早在2015年奧特曼、彼得·泰爾、裡德·霍夫曼和埃隆·馬斯克等一群科技領袖創立OpenAI時,OpenAI還是一家非營利企業。公司創始人們認為,要避免人工智能技術壟斷在少數巨頭手中,要通過開源促進技術開放。
但随着項目進展,訓練機器學習模型所需的資金越來越龐大,OpenAI開始成立一家營利性分支機構。2019年,風險投資人微軟入局。時至今日,微軟和OpenAI 之間的财務命運和技術變得越來越融合,今年1月份,随着ChatGPT的爆火,微軟又向OpenAI追加了100億美元的投資。
當前,ChatGPT仍處于免費試用狀态,但不斷有消息稱其将很快推出收費版本。同時,Bing搜索已内嵌ChatGPT,更有消息稱微軟或将把ChatGPT嵌入Office辦公軟件中,這不啻将是對辦公生态的又一次革新。
内嵌了ChatGPT的Bing搜索在寫詩
“預訓練大模型”類軟件将走向何方?在業内人士看來,雖然ChatGPT的核心理論已不算新鮮,但開發同類産品所需的資金和人力,某種程度上已構成了新的門檻。
“早在前一代GPT中,模型訓練一次的花費就高達千萬乃至上億美元,非常昂貴。OpenAI預計将在今年内發布GPT-4,那将是萬衆期待的進一步升級,同時也意味着它需要更多數據和更高計算力,這些都需要大量資金和人力。因此,開發同類産品的門檻在不斷變高。”劉曉光說道。
大勢之下,國内計算機業界有哪些機遇和挑戰?劉曉光認為,當前國内外公司在開發預訓練大模型産品的核心理論上,存在的差距并不算很大,但在數據采集、數據分析處理的能力上,“後來者”們仍有要追趕的距離。
“如果把機器賴以訓練、學習的數據比作食材,那這種食材就需要通過收集、處理變成适合吸收的樣子,這不是一項簡單的工作。無論文字還是圖片、視頻,它們一般都需要進行人工标注,這不是短時間投入大量資金就能立刻見效的事,而是需要很多人力和時間的積累。因此業内也有說法稱,數據才是互聯網企業最重要的資産,甚至有人将數據比作企業的‘護城河’。”劉曉光說道。

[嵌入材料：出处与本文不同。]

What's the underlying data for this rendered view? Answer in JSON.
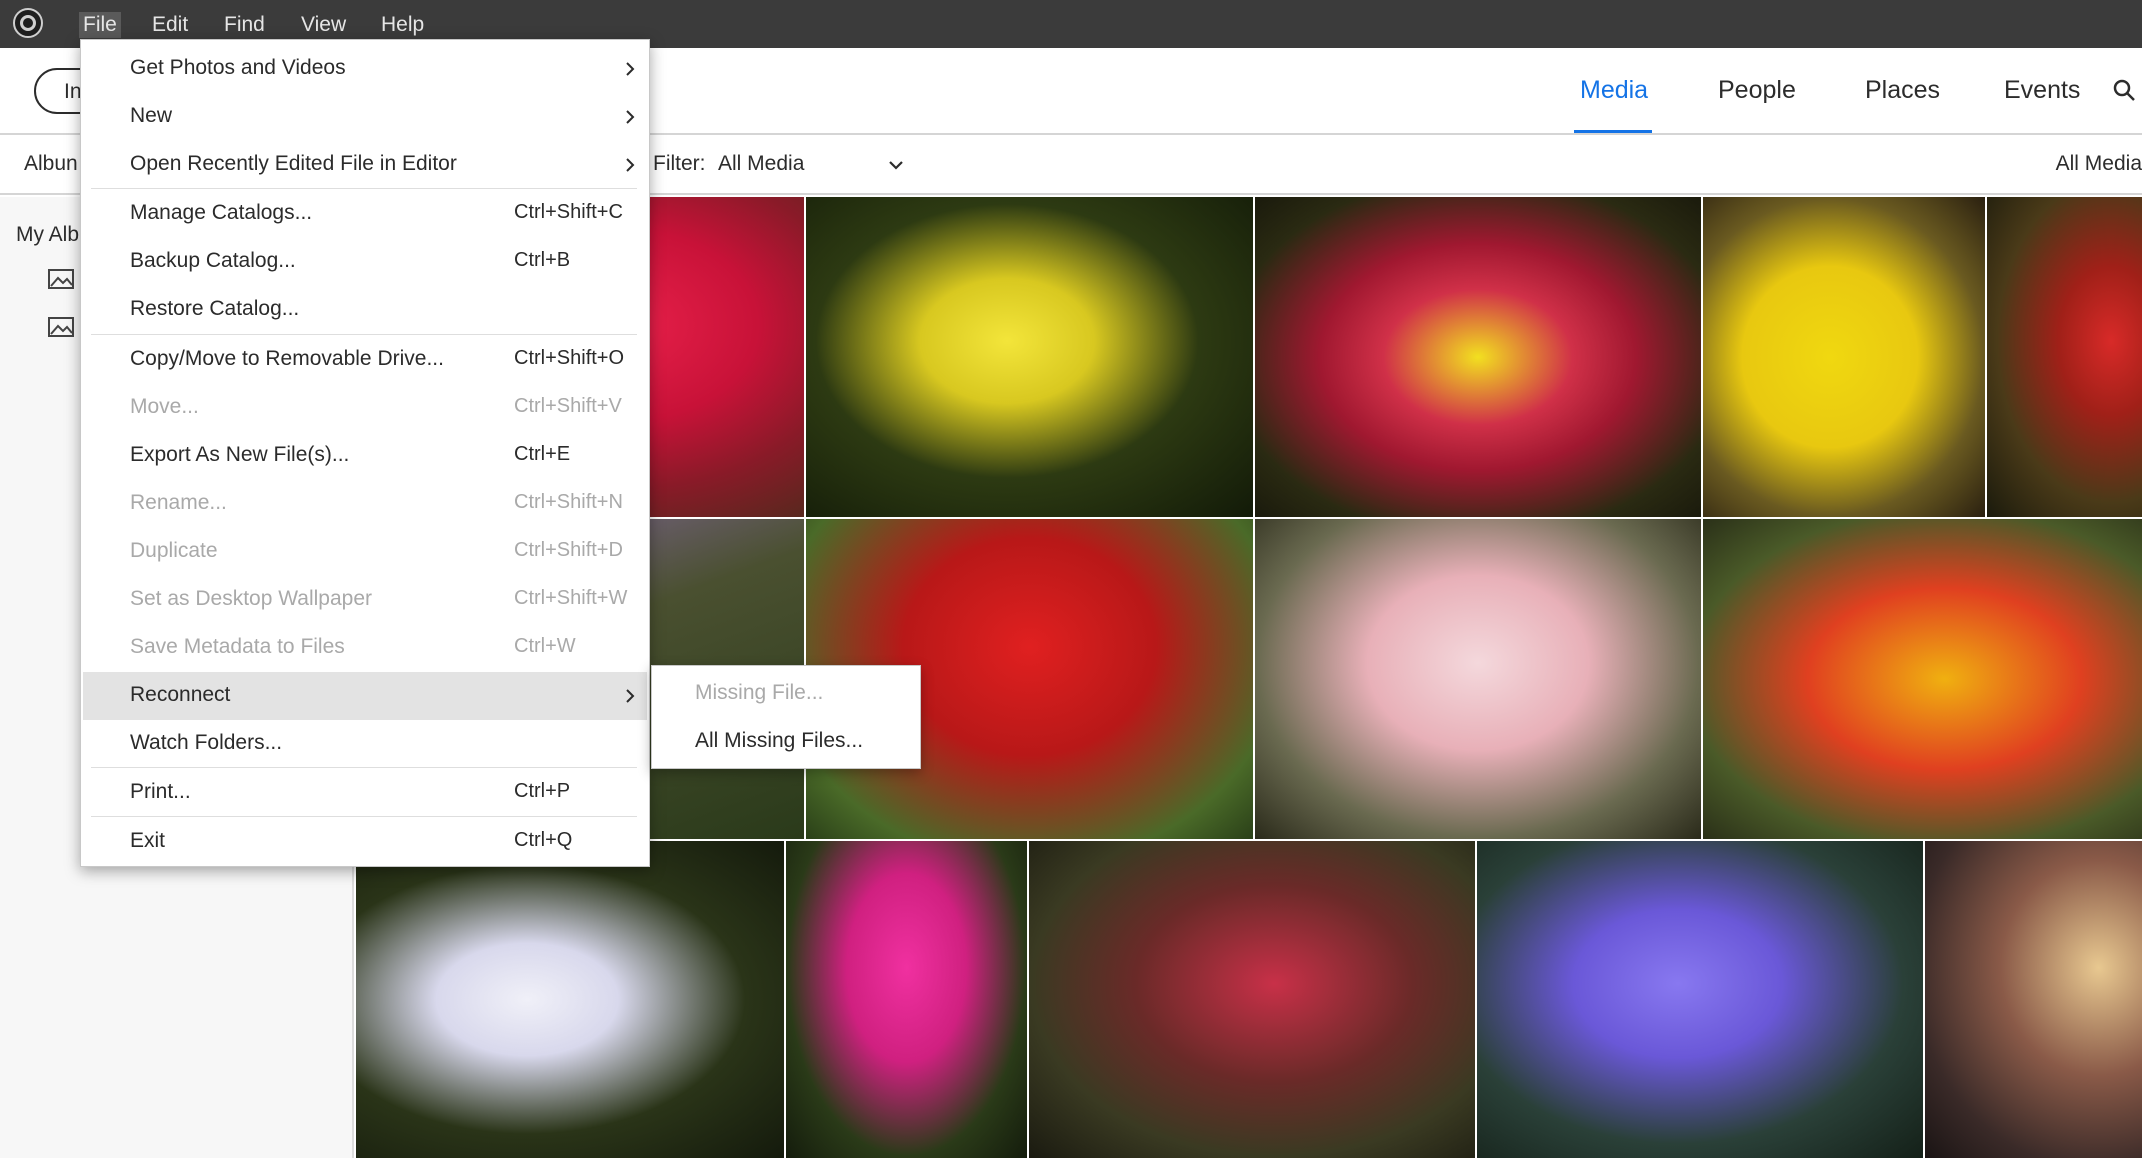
{
  "menubar": {
    "items": [
      "File",
      "Edit",
      "Find",
      "View",
      "Help"
    ]
  },
  "header": {
    "import_label": "In",
    "tabs": [
      "Media",
      "People",
      "Places",
      "Events"
    ],
    "active_tab": "Media"
  },
  "filterbar": {
    "albums_label": "Albun",
    "filter_label": "Filter:",
    "filter_value": "All Media",
    "right_label": "All Media"
  },
  "leftpanel": {
    "my_albums": "My Alb"
  },
  "file_menu": {
    "items": [
      {
        "label": "Get Photos and Videos",
        "shortcut": "",
        "submenu": true,
        "enabled": true
      },
      {
        "label": "New",
        "shortcut": "",
        "submenu": true,
        "enabled": true
      },
      {
        "label": "Open Recently Edited File in Editor",
        "shortcut": "",
        "submenu": true,
        "enabled": true
      },
      {
        "label": "Manage Catalogs...",
        "shortcut": "Ctrl+Shift+C",
        "submenu": false,
        "enabled": true
      },
      {
        "label": "Backup Catalog...",
        "shortcut": "Ctrl+B",
        "submenu": false,
        "enabled": true
      },
      {
        "label": "Restore Catalog...",
        "shortcut": "",
        "submenu": false,
        "enabled": true
      },
      {
        "label": "Copy/Move to Removable Drive...",
        "shortcut": "Ctrl+Shift+O",
        "submenu": false,
        "enabled": true
      },
      {
        "label": "Move...",
        "shortcut": "Ctrl+Shift+V",
        "submenu": false,
        "enabled": false
      },
      {
        "label": "Export As New File(s)...",
        "shortcut": "Ctrl+E",
        "submenu": false,
        "enabled": true
      },
      {
        "label": "Rename...",
        "shortcut": "Ctrl+Shift+N",
        "submenu": false,
        "enabled": false
      },
      {
        "label": "Duplicate",
        "shortcut": "Ctrl+Shift+D",
        "submenu": false,
        "enabled": false
      },
      {
        "label": "Set as Desktop Wallpaper",
        "shortcut": "Ctrl+Shift+W",
        "submenu": false,
        "enabled": false
      },
      {
        "label": "Save Metadata to Files",
        "shortcut": "Ctrl+W",
        "submenu": false,
        "enabled": false
      },
      {
        "label": "Reconnect",
        "shortcut": "",
        "submenu": true,
        "enabled": true
      },
      {
        "label": "Watch Folders...",
        "shortcut": "",
        "submenu": false,
        "enabled": true
      },
      {
        "label": "Print...",
        "shortcut": "Ctrl+P",
        "submenu": false,
        "enabled": true
      },
      {
        "label": "Exit",
        "shortcut": "Ctrl+Q",
        "submenu": false,
        "enabled": true
      }
    ]
  },
  "reconnect_submenu": {
    "items": [
      {
        "label": "Missing File...",
        "enabled": false
      },
      {
        "label": "All Missing Files...",
        "enabled": true
      }
    ]
  },
  "colors": {
    "accent": "#1473e6",
    "menubar_bg": "#3b3b3b",
    "disabled_text": "#a9a9a9"
  }
}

“預訓練大模型”類軟件未來将如何發展?劉曉光認為或許将指向三個特征:“一是數據量越來越大,計算力越來越強,包羅萬象;二是向專業化領域進軍,在某一細分領域把信息精度做向極緻,如醫療、法律、體育、編程等垂直分類;三是與具體應用場景深度結合,不僅僅停留在‘chat’,而是與虛拟人表演、電商營銷、售後客服、陪護老幼人群、文藝創作等場景相結合。ChatGPT所展現的潛力,預示着它有能力在這些領域大有作為。”